Sur le bien-fondé du jugement attaqué :

2. Aux termes de l'article L. 4121-5 du code de la défense : " Les militaires peuvent être appelés à servir en tout temps et en tout lieu (...) ". Il appartient dès lors à l'autorité militaire d'apprécier l'intérêt du service pour prononcer la mutation des personnels. Par ailleurs, aux termes de l'article L. 4137-2 du code de la défense : " Les sanctions disciplinaires applicables aux militaires sont réparties en trois groupes : 1° Les sanctions du premier groupe sont : a) L'avertissement ; b) La consigne ; c) La réprimande ; d) Le blâme ; e) Les arrêts ; f) Le blâme du ministre ; 2° Les sanctions du deuxième groupe sont : a) L'exclusion temporaire de fonctions pour une durée maximale de cinq jours privative de toute rémunération ; b) L'abaissement temporaire d'échelon ; c) La radiation du tableau d'avancement ; 3° Les sanctions du troisième groupe sont : a) Le retrait d'emploi, défini par les dispositions de l'article L.4138-15 ; b) La radiation des cadres ou la résiliation du contrat ". Enfin, aux termes de l'article L. 4137-1 du même code : " (...) Le militaire à l'encontre duquel une procédure de sanction est engagée a droit à la communication de son dossier individuel, à l'information par son administration de ce droit, à la préparation et à la présentation de sa défense (...) ".
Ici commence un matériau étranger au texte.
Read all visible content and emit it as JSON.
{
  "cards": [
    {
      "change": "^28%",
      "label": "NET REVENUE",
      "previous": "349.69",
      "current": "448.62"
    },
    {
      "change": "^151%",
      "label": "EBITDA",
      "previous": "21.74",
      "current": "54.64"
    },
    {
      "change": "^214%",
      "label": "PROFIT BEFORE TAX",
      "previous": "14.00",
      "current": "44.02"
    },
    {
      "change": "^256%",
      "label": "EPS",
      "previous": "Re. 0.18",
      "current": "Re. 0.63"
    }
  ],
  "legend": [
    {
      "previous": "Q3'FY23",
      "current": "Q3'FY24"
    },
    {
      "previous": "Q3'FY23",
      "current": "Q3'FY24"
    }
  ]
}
3. La mutation dans l'intérêt du service constitue une sanction déguisée dès lors qu'il est établi que l'auteur de l'acte a eu l'intention de sanctionner l'agent et que la décision a porté atteinte à la situation professionnelle et matérielle de ce dernier.
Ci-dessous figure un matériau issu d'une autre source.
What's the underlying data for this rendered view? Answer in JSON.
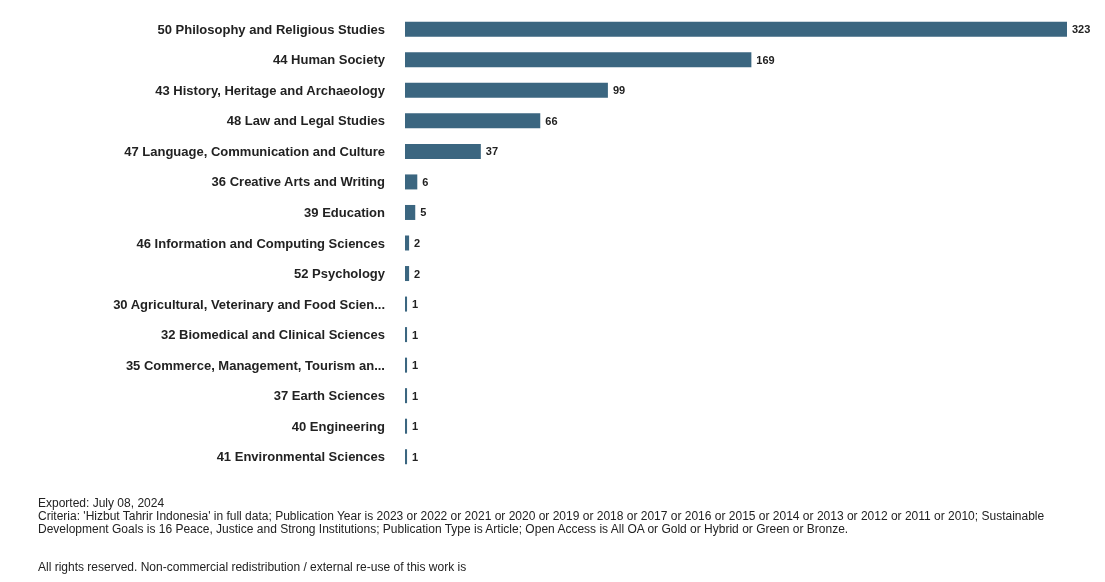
{
  "chart_data": {
    "type": "bar",
    "orientation": "horizontal",
    "data_labels": true,
    "color": "#3b6680",
    "categories": [
      "50 Philosophy and Religious Studies",
      "44 Human Society",
      "43 History, Heritage and Archaeology",
      "48 Law and Legal Studies",
      "47 Language, Communication and Culture",
      "36 Creative Arts and Writing",
      "39 Education",
      "46 Information and Computing Sciences",
      "52 Psychology",
      "30 Agricultural, Veterinary and Food Scien...",
      "32 Biomedical and Clinical Sciences",
      "35 Commerce, Management, Tourism an...",
      "37 Earth Sciences",
      "40 Engineering",
      "41 Environmental Sciences"
    ],
    "values": [
      323,
      169,
      99,
      66,
      37,
      6,
      5,
      2,
      2,
      1,
      1,
      1,
      1,
      1,
      1
    ],
    "annotations": [
      "Exported: July 08, 2024",
      "Criteria: 'Hizbut Tahrir Indonesia' in full data; Publication Year is 2023 or 2022 or 2021 or 2020 or 2019 or 2018 or 2017 or 2016 or 2015 or 2014 or 2013 or 2012 or 2011 or 2010; Sustainable Development Goals is 16 Peace, Justice and Strong Institutions; Publication Type is Article; Open Access is All OA or Gold or Hybrid or Green or Bronze.",
      "All rights reserved. Non-commercial redistribution / external re-use of this work is"
    ]
  }
}
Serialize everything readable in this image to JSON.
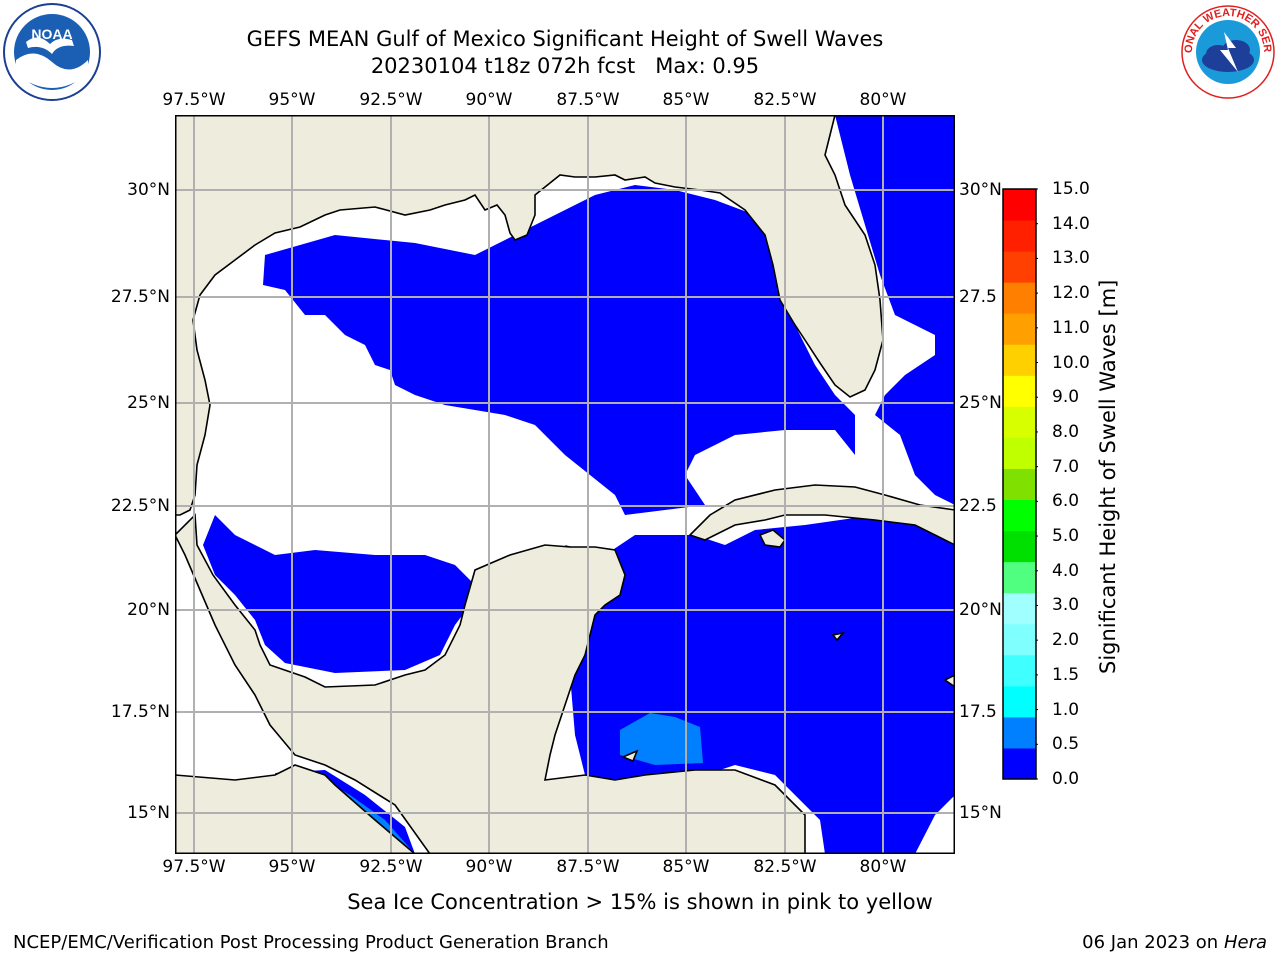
{
  "header": {
    "title_line1": "GEFS MEAN Gulf of Mexico Significant Height of Swell Waves",
    "title_line2": "20230104 t18z 072h fcst   Max: 0.95"
  },
  "logos": {
    "noaa_text": "NOAA",
    "nws_text": "NATIONAL WEATHER SERVICE"
  },
  "map": {
    "lon_labels": [
      "97.5°W",
      "95°W",
      "92.5°W",
      "90°W",
      "87.5°W",
      "85°W",
      "82.5°W",
      "80°W"
    ],
    "lat_labels_left": [
      "30°N",
      "27.5°N",
      "25°N",
      "22.5°N",
      "20°N",
      "17.5°N",
      "15°N"
    ],
    "lat_labels_right": [
      "30°N",
      "27.5",
      "25°N",
      "22.5",
      "20°N",
      "17.5",
      "15°N"
    ],
    "colors": {
      "land": "#eeeddd",
      "swell_low": "#0000ff",
      "swell_mid": "#0080ff",
      "grid": "#b0b0b0"
    }
  },
  "colorbar": {
    "label": "Significant Height of Swell Waves [m]",
    "ticks": [
      "15.0",
      "14.0",
      "13.0",
      "12.0",
      "11.0",
      "10.0",
      "9.0",
      "8.0",
      "7.0",
      "6.0",
      "5.0",
      "4.0",
      "3.0",
      "2.0",
      "1.5",
      "1.0",
      "0.5",
      "0.0"
    ],
    "colors": [
      "#0000ff",
      "#0080ff",
      "#00ffff",
      "#40ffff",
      "#80ffff",
      "#a0ffff",
      "#50ff80",
      "#00e000",
      "#00ff00",
      "#80e000",
      "#c0ff00",
      "#d8ff00",
      "#ffff00",
      "#ffd000",
      "#ffa000",
      "#ff8000",
      "#ff4000",
      "#ff2000",
      "#ff0000"
    ]
  },
  "notes": {
    "sea_ice": "Sea Ice Concentration > 15% is shown in pink to yellow"
  },
  "footer": {
    "left": "NCEP/EMC/Verification Post Processing Product Generation Branch",
    "right_prefix": "06 Jan 2023 on ",
    "right_host": "Hera"
  }
}
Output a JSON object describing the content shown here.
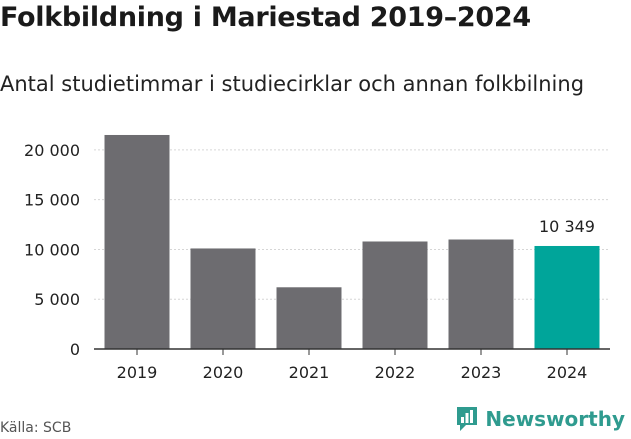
{
  "title": "Folkbildning i Mariestad 2019–2024",
  "subtitle": "Antal studietimmar i studiecirklar och annan folkbilning",
  "source": "Källa: SCB",
  "brand": {
    "name": "Newsworthy",
    "icon": "newsworthy-logo-icon",
    "color": "#2f9b8f"
  },
  "chart_data": {
    "type": "bar",
    "categories": [
      "2019",
      "2020",
      "2021",
      "2022",
      "2023",
      "2024"
    ],
    "values": [
      21500,
      10100,
      6200,
      10800,
      11000,
      10349
    ],
    "yticks": [
      0,
      5000,
      10000,
      15000,
      20000
    ],
    "ytick_labels": [
      "0",
      "5 000",
      "10 000",
      "15 000",
      "20 000"
    ],
    "ylim": [
      0,
      22000
    ],
    "annotation": {
      "index": 5,
      "label": "10 349"
    },
    "colors": {
      "default": "#6d6c70",
      "highlight": "#00a59a"
    },
    "highlight_index": 5,
    "grid": true,
    "xlabel": "",
    "ylabel": ""
  }
}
4. Pour prononcer une mutation d'office dans l'intérêt du service à l'encontre de Mme B..., la décision ministérielle du 7 décembre 2020 relève la création d'une société ayant pour objet un commerce de produits de la mer dont le siège social est fixé au logement concédé par nécessité de service sans autorisation préalable de sa hiérarchie au titre du cumul d'activité, l'information de la hiérarchie de la création de cette société le 5 septembre 2019, peu avant la diffusion d'un reportage télévisé, ainsi que l'ouverture d'une enquête préliminaire qui " a permis d'établir que l'adjudant D... et sa compagne le gendarme B... avaient commis des faits susceptibles de constituer des infractions pénales (gestion de fait, conflit d'intérêt et travail dissimulé) ". Elle indique également que les faits commis par le gendarme B... ont porté atteinte à l'honneur et à la dignité de la fonction de gendarme et mentionne un courrier du 17 décembre 2019 du procureur de la République informant le commandement qu'il estimait que l'adjudant D... et le gendarme B... avaient " perdu tout crédit et toute confiance pour pouvoir exercer leurs fonctions dans le ressort du TPI de Nouméa ". Le ministre en déduit que, compte tenu notamment des répercussions médiatiques de l'affaire, le maintien du gendarme B... est de nature à porter atteinte au bon fonctionnement du service.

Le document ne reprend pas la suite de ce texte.